Indeed, assume that there is an $i\le m-1$ such that $\mathbb{P}(S=i)>0$. We shall show that the variance of $S$ can be made strictly smaller. Since $\mathbb{E}S>m$, there must be an integer $j\ge m+1$ such that $\mathbb{P}(S=j)>0$. Let $ϵ=min(\mathbb{P}(S=i),\mathbb{P}(S=j))>0$. Note also that $\mathbb{P}(S=m)<1$. Take a very small $\delta >0$ and create a new variable $S^{\prime }$ by changing the probabilities only at three points: $i,m,j$ by setting
$$\begin{array}{rl}\mathbb{P}(S^{\prime }=i)& =\mathbb{P}(S=i)-x,\\ \mathbb{P}(S^{\prime }=m)& =\mathbb{P}(S=m)+\delta ,\\ \mathbb{P}(S^{\prime }=j)& =\mathbb{P}(S=j)-y.\end{array}$$
To ensure that the probabilities sum up to $1$ and to keep $\mathbb{E}S=\mathbb{E}{S}^{\prime }$ unchanged, we need
$$\begin{array}{rl}-x+\delta -y& =0,\\ -ix+m\delta -jy& =0.\end{array}$$
Solving for $x$ and $y$ gives
$$x=\delta \frac{j-m}{j-i}>0,x=\delta \frac{m-i}{j-i}>0$$
which is possible as long as $\delta$ is small enough.

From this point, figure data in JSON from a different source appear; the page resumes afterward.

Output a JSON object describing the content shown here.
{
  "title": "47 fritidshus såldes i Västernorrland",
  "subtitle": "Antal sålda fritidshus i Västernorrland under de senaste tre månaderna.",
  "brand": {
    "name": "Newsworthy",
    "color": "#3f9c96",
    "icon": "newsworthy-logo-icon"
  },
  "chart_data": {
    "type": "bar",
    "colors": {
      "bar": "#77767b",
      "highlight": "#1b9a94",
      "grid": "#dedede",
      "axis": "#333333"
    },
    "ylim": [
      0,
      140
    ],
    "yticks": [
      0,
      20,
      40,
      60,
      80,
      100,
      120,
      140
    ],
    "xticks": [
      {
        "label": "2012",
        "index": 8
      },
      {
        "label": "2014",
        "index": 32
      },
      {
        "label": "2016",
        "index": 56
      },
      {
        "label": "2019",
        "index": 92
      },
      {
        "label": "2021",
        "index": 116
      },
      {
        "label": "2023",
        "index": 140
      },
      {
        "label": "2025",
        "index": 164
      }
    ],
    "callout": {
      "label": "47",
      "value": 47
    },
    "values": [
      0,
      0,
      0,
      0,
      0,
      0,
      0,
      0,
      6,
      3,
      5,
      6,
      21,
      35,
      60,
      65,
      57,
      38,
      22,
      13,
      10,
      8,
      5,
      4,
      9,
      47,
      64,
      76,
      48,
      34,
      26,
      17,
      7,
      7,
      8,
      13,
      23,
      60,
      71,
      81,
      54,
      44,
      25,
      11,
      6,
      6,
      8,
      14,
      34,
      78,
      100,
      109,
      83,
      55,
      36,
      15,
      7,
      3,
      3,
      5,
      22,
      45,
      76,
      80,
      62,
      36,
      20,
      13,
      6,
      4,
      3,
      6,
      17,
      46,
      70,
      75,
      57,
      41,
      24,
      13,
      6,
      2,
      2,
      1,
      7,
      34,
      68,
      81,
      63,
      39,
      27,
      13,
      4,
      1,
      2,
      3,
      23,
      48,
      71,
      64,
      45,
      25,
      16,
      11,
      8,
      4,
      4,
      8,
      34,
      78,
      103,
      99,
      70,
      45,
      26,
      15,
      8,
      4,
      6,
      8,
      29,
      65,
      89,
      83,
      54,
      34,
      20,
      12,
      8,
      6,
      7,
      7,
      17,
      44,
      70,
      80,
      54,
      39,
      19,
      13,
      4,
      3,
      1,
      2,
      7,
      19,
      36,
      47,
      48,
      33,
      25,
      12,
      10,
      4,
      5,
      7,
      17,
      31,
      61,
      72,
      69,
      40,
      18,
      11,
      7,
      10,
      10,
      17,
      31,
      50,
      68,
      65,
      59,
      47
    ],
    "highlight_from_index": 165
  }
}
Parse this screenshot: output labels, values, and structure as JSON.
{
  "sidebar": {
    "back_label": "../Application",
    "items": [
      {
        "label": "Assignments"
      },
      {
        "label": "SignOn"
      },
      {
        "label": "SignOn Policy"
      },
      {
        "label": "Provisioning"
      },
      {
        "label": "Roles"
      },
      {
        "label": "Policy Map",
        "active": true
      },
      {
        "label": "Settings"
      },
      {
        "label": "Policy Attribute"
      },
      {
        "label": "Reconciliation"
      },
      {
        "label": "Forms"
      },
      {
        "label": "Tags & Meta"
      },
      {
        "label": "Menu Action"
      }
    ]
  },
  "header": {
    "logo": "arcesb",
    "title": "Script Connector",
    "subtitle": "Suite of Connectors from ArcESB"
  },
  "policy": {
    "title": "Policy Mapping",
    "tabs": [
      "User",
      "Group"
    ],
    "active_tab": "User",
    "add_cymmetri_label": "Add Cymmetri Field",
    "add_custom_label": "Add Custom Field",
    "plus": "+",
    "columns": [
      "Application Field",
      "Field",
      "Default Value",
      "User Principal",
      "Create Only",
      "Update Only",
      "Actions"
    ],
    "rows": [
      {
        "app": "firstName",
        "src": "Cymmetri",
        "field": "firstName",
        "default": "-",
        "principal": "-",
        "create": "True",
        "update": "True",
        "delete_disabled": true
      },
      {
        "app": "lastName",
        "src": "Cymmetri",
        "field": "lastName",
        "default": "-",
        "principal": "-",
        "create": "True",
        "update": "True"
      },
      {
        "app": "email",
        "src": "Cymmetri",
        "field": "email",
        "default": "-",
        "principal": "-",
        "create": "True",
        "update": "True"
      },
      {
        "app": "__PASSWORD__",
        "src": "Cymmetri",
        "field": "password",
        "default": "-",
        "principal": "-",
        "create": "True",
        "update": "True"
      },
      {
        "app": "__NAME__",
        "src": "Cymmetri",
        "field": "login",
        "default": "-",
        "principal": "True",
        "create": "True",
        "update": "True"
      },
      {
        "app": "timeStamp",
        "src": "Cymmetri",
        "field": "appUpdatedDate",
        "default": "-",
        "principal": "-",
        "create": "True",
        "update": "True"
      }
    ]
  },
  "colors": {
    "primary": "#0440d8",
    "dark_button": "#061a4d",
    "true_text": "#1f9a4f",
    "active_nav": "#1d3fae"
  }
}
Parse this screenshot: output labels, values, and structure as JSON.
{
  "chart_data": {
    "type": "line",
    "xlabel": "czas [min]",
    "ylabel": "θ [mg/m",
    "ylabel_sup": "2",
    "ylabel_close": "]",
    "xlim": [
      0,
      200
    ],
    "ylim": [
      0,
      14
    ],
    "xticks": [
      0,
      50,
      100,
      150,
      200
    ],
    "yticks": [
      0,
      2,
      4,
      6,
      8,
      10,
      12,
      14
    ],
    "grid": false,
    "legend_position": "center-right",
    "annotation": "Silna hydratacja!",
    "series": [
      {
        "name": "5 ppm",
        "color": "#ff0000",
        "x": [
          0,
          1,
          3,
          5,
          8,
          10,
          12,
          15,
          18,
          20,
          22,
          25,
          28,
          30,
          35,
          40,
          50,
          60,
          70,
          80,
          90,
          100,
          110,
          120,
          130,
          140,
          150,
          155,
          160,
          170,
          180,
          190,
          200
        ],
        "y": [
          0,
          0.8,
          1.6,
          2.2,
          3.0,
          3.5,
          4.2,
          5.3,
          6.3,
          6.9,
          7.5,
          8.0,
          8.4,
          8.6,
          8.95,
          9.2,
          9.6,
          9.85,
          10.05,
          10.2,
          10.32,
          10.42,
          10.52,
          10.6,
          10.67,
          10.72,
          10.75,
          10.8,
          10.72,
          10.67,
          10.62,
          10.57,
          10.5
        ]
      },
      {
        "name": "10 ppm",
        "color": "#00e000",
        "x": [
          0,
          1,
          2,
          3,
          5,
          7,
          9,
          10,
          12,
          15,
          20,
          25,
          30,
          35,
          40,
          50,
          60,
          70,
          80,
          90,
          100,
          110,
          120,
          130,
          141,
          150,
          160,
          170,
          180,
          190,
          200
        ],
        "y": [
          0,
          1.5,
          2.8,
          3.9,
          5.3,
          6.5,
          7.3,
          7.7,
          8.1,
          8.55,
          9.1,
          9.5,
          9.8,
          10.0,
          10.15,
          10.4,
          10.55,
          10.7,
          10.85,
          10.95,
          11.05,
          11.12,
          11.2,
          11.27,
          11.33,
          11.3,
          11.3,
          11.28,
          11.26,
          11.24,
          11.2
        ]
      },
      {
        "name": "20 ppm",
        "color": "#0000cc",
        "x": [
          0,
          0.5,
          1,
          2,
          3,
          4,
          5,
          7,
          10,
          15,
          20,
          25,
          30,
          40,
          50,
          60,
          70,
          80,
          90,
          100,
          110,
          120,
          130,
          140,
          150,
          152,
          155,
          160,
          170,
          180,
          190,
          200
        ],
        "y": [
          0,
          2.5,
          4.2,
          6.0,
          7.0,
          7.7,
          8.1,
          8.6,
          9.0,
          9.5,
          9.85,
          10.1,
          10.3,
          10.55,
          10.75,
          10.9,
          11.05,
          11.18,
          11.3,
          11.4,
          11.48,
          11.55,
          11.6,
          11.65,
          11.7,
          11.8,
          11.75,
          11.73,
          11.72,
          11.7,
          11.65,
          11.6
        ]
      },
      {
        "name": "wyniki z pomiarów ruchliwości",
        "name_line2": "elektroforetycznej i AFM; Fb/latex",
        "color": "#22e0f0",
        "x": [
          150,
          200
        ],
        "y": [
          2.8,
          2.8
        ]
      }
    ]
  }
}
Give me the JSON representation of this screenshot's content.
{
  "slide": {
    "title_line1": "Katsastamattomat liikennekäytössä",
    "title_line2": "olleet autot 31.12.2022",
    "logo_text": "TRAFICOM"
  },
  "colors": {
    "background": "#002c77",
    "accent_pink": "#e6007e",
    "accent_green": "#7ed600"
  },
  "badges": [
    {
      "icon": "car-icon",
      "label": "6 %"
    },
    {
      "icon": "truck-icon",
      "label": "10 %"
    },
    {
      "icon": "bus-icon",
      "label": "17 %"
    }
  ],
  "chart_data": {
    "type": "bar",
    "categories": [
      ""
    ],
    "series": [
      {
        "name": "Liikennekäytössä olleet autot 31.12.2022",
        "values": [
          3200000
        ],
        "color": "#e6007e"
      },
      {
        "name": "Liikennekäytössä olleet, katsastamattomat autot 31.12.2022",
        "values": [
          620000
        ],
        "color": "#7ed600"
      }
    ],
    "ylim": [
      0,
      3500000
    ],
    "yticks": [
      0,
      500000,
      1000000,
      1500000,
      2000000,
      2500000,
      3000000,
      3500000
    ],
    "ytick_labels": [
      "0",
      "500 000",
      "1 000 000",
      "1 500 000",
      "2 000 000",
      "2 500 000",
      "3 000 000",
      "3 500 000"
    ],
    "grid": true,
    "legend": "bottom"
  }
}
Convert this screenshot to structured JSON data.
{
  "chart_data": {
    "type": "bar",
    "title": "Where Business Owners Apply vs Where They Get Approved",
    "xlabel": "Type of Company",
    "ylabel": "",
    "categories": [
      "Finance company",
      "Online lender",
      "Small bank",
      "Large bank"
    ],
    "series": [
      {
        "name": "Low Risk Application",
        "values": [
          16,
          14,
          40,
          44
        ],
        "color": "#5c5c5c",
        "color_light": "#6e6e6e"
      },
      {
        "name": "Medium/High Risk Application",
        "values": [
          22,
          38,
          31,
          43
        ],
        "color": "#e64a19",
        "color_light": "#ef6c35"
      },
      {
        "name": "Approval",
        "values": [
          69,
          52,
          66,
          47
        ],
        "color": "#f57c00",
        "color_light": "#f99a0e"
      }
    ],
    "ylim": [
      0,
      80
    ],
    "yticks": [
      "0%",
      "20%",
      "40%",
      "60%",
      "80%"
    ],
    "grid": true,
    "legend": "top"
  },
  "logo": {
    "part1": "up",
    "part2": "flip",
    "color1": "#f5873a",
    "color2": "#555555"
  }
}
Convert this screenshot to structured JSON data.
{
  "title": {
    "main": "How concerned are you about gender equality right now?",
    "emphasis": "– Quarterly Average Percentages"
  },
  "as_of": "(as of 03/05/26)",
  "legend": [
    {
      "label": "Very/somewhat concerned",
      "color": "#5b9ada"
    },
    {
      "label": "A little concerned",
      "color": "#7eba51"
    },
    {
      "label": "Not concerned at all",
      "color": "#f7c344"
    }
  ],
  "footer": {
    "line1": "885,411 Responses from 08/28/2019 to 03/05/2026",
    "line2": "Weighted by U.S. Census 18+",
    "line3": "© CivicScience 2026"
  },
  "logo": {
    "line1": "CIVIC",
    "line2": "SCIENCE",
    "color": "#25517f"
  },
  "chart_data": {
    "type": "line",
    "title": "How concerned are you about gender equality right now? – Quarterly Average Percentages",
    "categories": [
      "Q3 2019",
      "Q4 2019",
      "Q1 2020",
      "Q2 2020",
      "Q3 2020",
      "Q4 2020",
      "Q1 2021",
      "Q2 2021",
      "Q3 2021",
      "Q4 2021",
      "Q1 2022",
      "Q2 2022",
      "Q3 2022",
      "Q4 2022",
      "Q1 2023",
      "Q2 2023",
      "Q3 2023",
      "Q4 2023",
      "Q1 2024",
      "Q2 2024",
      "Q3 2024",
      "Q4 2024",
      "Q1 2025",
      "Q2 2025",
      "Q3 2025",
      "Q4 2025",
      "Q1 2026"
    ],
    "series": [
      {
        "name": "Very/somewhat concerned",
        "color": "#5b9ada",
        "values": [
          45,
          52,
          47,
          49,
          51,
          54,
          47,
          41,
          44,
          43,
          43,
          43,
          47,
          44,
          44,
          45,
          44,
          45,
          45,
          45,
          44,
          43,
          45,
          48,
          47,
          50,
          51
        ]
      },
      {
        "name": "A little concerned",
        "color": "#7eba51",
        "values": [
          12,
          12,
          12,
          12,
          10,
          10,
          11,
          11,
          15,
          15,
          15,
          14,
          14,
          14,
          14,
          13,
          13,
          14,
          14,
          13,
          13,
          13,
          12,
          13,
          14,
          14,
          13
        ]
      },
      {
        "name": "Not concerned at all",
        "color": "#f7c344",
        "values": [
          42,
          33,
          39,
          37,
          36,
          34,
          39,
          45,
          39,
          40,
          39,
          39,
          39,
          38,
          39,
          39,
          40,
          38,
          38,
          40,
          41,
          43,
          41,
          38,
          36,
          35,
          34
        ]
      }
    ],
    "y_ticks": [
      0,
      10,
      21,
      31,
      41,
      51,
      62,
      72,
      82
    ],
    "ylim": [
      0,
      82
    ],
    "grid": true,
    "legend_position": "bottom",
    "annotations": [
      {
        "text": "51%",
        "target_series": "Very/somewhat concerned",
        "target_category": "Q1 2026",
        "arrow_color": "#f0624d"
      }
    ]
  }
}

However, with this change, the variance of $S$ will decrease:
$$\begin{array}{rl}\text{Var}(S^{\prime })-\text{Var}(S)& =\mathbb{E}(S^{\prime 2})-\mathbb{E}(S^2)=–i^{2}x+m^2\delta -j^{2}y=-(j–m)(m–i)\delta <0\end{array}$$
so $\text{Var}(S^{\prime })<\text{Var}(S)$ contradicting the assumption that $S$ has the smallest variance. By the same argument, we can show that if $\mathbb{P}(S=j)>0$ for some $j\ge m+2$, then $S$ does not have the smallest variance.
(b) Now let us show how this minimum can be achieved. Let $C$ be the circumference of a circle centred at the origin, and let $U$ be a point uniformly chosen on $C$. Consider $n$ arcs on $C$, $I_1,I_2,\dots ,I_n$, such that $I_k$ contains all the points located between angles $2\pi (k-1)p$ and $2\pi kp$. Let $X_k=1$ if $I_k$ contains $U$ and set $X_k=0$ otherwise. It is easy to check that $\mathbb{P}(X_k=1)=p$ for all $k=1,2,\dots ,n$.

On the other hand, it is easy to check that $S_n\in \{m,m+1\}$ As a result, $S_n-m$ is a Bernoulli($a$) random variable, resulting in the statement of the claim.

Now let $Y_i=2X_i-1$. Then $T_n=2S_n-n$ and thus by Lemma 1 $\text{Var}(T_n)=4\text{Var}(S_n)$ which has the largest achievable value at $4n^{2}p(1-p)$. By the same token, from Lemma 2, $\text{Var}(T_n)=4\text{Var}(S_n)$ which has the lowest achievable value at $4a(1-a)$ where $a=np-\lfloor np\rfloor$.